Major General Sir Archibald Galloway (12 February 1779 – 6 April 1850), was a Scottish military officer, a Director of the Honorable East India Company, and a writer on military strategy, warfare, and the law in India.

==Biography==
Archibald Galloway was born in Perth, Perthshire, Scotland, the son of James Galloway of that city and region. He obtained a cadetship in 1799, and on 29 October 1800 was appointed ensign in the 14th Bengal native infantry. He afterwards served in the 29th, 10th, and 2nd Bengal native infantry regiments, and was gazetted colonel of the 58th Bengal native infantry on 22 September 1836. Galloway took part in the defence of Delhi, and distinguished himself greatly by his gallantry at the siege of Bhurtpore. He was appointed by Lord William Bentinck a member of the military board, and was nominated a Companion of the Order of the Bath on 20 July 1838 in Queen Victoria's Coronation Honours. On 24 Sept. 1840 he was elected a director of the East India Company, and on 23 Nov. 1841 received the rank of major-general. He was created a K.C.B. when knighted by Queen Victoria at Buckingham Palace on 25 August 1848, and in the following year became Chairman of the Honourable East India Company. He died at his home in 18 Upper Harley Street, London, on 6 April 1850, aged 71. He left three sons and six daughters. An engraved portrait of Sir Archibald Galloway was published by Dickinson of New Bond Street in August 1850. He

==Honors and Credits==
Galloway was thanked for his many and varied services to the Indian government by "commanders-in-chief in India on nine different occasions, and by the supreme government of India, or the court of directors, and superior authorities in England on upwards of thirty occasions". He married Adelaide Campbell in Calcutta India on 28 November 1815. He was by then a captain in the H.C.S. and 36 years of age.
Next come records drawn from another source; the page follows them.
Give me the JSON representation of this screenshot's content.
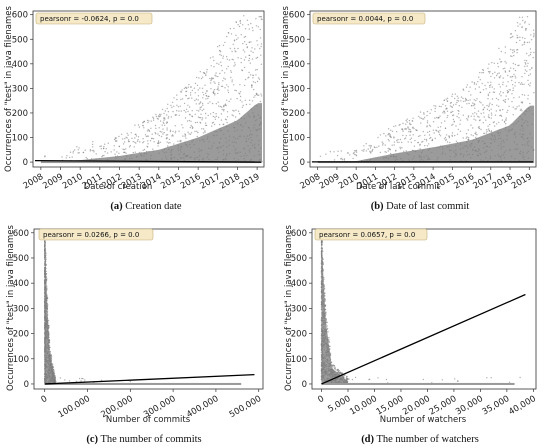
{
  "chart_data": [
    {
      "type": "scatter",
      "panel": "(a)",
      "caption_label": "(a)",
      "caption_text": "Creation date",
      "xlabel": "Date of creation",
      "ylabel": "Occurrences of \"test\" in java filenames",
      "annotation": "pearsonr = -0.0624, p = 0.0",
      "x_ticks": [
        "2008",
        "2009",
        "2010",
        "2011",
        "2012",
        "2013",
        "2014",
        "2015",
        "2016",
        "2017",
        "2018",
        "2019"
      ],
      "x_tick_values": [
        2008,
        2009,
        2010,
        2011,
        2012,
        2013,
        2014,
        2015,
        2016,
        2017,
        2018,
        2019
      ],
      "y_ticks": [
        "0",
        "100",
        "200",
        "300",
        "400",
        "500",
        "600"
      ],
      "y_tick_values": [
        0,
        100,
        200,
        300,
        400,
        500,
        600
      ],
      "xlim": [
        2007.6,
        2019.35
      ],
      "ylim": [
        -20,
        615
      ],
      "regression": {
        "x": [
          2007.7,
          2019.2
        ],
        "y": [
          6,
          0
        ]
      },
      "density_trend": {
        "x": [
          2008,
          2010,
          2012,
          2014,
          2016,
          2018,
          2019
        ],
        "y": [
          2,
          8,
          25,
          50,
          100,
          170,
          240
        ]
      },
      "x_date_axis": true
    },
    {
      "type": "scatter",
      "panel": "(b)",
      "caption_label": "(b)",
      "caption_text": "Date of last commit",
      "xlabel": "Date of last commit",
      "ylabel": "Occurrences of \"test\" in java filenames",
      "annotation": "pearsonr = 0.0044, p = 0.0",
      "x_ticks": [
        "2008",
        "2009",
        "2010",
        "2011",
        "2012",
        "2013",
        "2014",
        "2015",
        "2016",
        "2017",
        "2018",
        "2019"
      ],
      "x_tick_values": [
        2008,
        2009,
        2010,
        2011,
        2012,
        2013,
        2014,
        2015,
        2016,
        2017,
        2018,
        2019
      ],
      "y_ticks": [
        "0",
        "100",
        "200",
        "300",
        "400",
        "500",
        "600"
      ],
      "y_tick_values": [
        0,
        100,
        200,
        300,
        400,
        500,
        600
      ],
      "xlim": [
        2007.6,
        2019.35
      ],
      "ylim": [
        -20,
        615
      ],
      "regression": {
        "x": [
          2007.7,
          2019.2
        ],
        "y": [
          1,
          1
        ]
      },
      "density_trend": {
        "x": [
          2008,
          2010,
          2012,
          2014,
          2016,
          2018,
          2019
        ],
        "y": [
          0,
          4,
          35,
          60,
          90,
          150,
          230
        ]
      },
      "x_date_axis": true
    },
    {
      "type": "scatter",
      "panel": "(c)",
      "caption_label": "(c)",
      "caption_text": "The number of commits",
      "xlabel": "Number of commits",
      "ylabel": "Occurrences of \"test\" in java filenames",
      "annotation": "pearsonr = 0.0266, p = 0.0",
      "x_ticks": [
        "0",
        "100,000",
        "200,000",
        "300,000",
        "400,000",
        "500,000"
      ],
      "x_tick_values": [
        0,
        100000,
        200000,
        300000,
        400000,
        500000
      ],
      "y_ticks": [
        "0",
        "100",
        "200",
        "300",
        "400",
        "500",
        "600"
      ],
      "y_tick_values": [
        0,
        100,
        200,
        300,
        400,
        500,
        600
      ],
      "xlim": [
        -25000,
        510000
      ],
      "ylim": [
        -20,
        615
      ],
      "regression": {
        "x": [
          0,
          490000
        ],
        "y": [
          0,
          37
        ]
      },
      "density_trend": {
        "x": [
          0,
          5000,
          12000,
          25000
        ],
        "y": [
          600,
          350,
          120,
          10
        ]
      },
      "x_date_axis": false
    },
    {
      "type": "scatter",
      "panel": "(d)",
      "caption_label": "(d)",
      "caption_text": "The number of watchers",
      "xlabel": "Number of watchers",
      "ylabel": "Occurrences of \"test\" in java filenames",
      "annotation": "pearsonr = 0.0657, p = 0.0",
      "x_ticks": [
        "0",
        "5,000",
        "10,000",
        "15,000",
        "20,000",
        "25,000",
        "30,000",
        "35,000",
        "40,000"
      ],
      "x_tick_values": [
        0,
        5000,
        10000,
        15000,
        20000,
        25000,
        30000,
        35000,
        40000
      ],
      "y_ticks": [
        "0",
        "100",
        "200",
        "300",
        "400",
        "500",
        "600"
      ],
      "y_tick_values": [
        0,
        100,
        200,
        300,
        400,
        500,
        600
      ],
      "xlim": [
        -1800,
        40500
      ],
      "ylim": [
        -20,
        615
      ],
      "regression": {
        "x": [
          0,
          38500
        ],
        "y": [
          0,
          355
        ]
      },
      "density_trend": {
        "x": [
          0,
          300,
          800,
          2000,
          5000
        ],
        "y": [
          600,
          450,
          250,
          60,
          10
        ]
      },
      "x_date_axis": false
    }
  ]
}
Prior to this marriage, he had fathered two sons by an unknown partner/wife, named James and George. There was a recorded Baptism for James age 10 years and George age 9 years dated 14 Jan 1816, about six weeks after his marriage to Adelaide Campbell. James was born about 1806 and died 17 March 1841 aged 32 in Bengal India. Younger brother George was born about 1807. George married Rebecca Baldwin on 17 December 1833 in the Calcutta Cathedral George Galloway was the great grandfather of Mary Blanche Gertrude Galloway who married Vernon Hope French in Rangoon on 16 September 1906.

==Literary works==
Sir Archibald was the author of the following works : 1. A Commentary on the Mohammedan Law. 2. Notes on the Siege of Delhi in 1804, with Observations on the position of the Indian Government under the Marquess of Wellesley, 8vo. 3. On Sieges of India. This work is said to have been reprinted, on the recommendation of General Mudge, by the court of directors, and used at their military college, and to have been distributed to the army for general instruction by the orders of the Marquis of Hastings (ib. p. 661). 4. Treatise on the Manufacture of Gunpowder. 5. 'Observations on the Law and Constitution and present Government of India,' &c., second edition, with additions, London, 1832, 8vo.